The training process follows similar steps to the NBDM model:

  1. Initialize variational parameters:

    • \(\hat{\alpha}_p = \alpha_p\), \(\hat{\beta}_p = \beta_p\)

    • \(\hat{\alpha}_{r,g} = \alpha_r\), \(\hat{\beta}_{r,g} = \beta_r\) for all genes \(g\)

    • \(\hat{\alpha}_{\nu}^{(c)} = \alpha_{\nu}\), \(\hat{\beta}_{\nu}^{(c)} = \beta_{\nu}\) for all cells \(c\)

  2. For each iteration:

    • Sample mini-batch of cells

    • Compute ELBO gradients

    • Update parameters (using Adam optimizer as default)

  3. Continue until maximum iterations reached

The key difference is the addition of cell-specific capture probability parameters that must be learned.

Implementation Details

Like the other models, the NBVCP model is implemented using NumPyro. Key features include:

  • Cell-specific parameter handling for capture probabilities

  • Effective probability computation through deterministic transformations

  • Independent fitting of genes

  • Mini-batch support for scalable inference

  • GPU acceleration through JAX

Model Assumptions

The NBVCP model makes several key assumptions:

  • Variation in total UMI counts partially reflects technical capture differences

  • Each cell has its own capture efficiency that affects all genes equally

  • Genes are independent given the cell-specific capture probability

  • The base success probability \(p\) represents true biological variation

  • Capture probabilities modify observed counts but not underlying biology

Usage Considerations

The NBVCP model is particularly suitable when:

  • Cells show high variability in total UMI counts

  • Technical variation in capture efficiency is suspected

  • Library size normalization alone seems insufficient

It may be less suitable when:

  • Zero-inflation is a dominant feature (consider ZINBVCP model)

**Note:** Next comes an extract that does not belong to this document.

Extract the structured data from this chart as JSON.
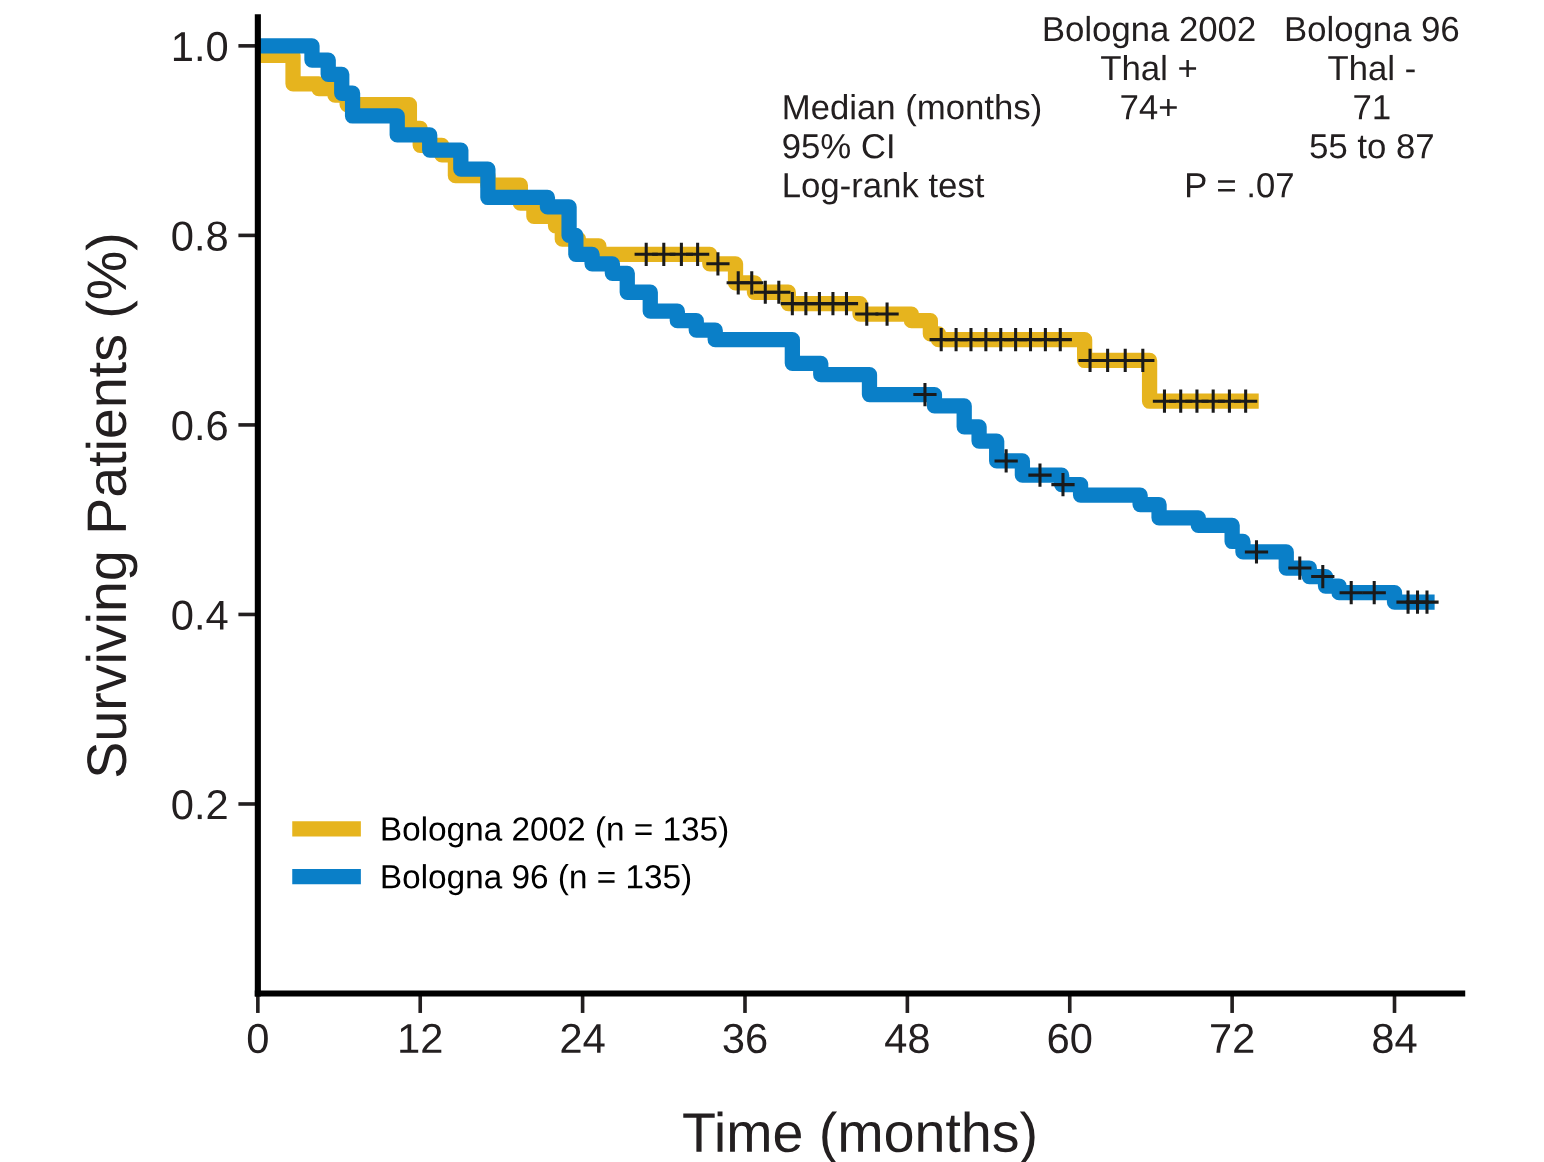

  • Capture efficiency variations are minimal

  • The data contains multiple distinct cell populations (consider mixture models)

The model provides a principled way to account for technical variation in capture efficiency while still capturing biological variation in gene expression. This can be particularly important in situations where differences in total UMI counts between cells might otherwise be mistaken for biological differences.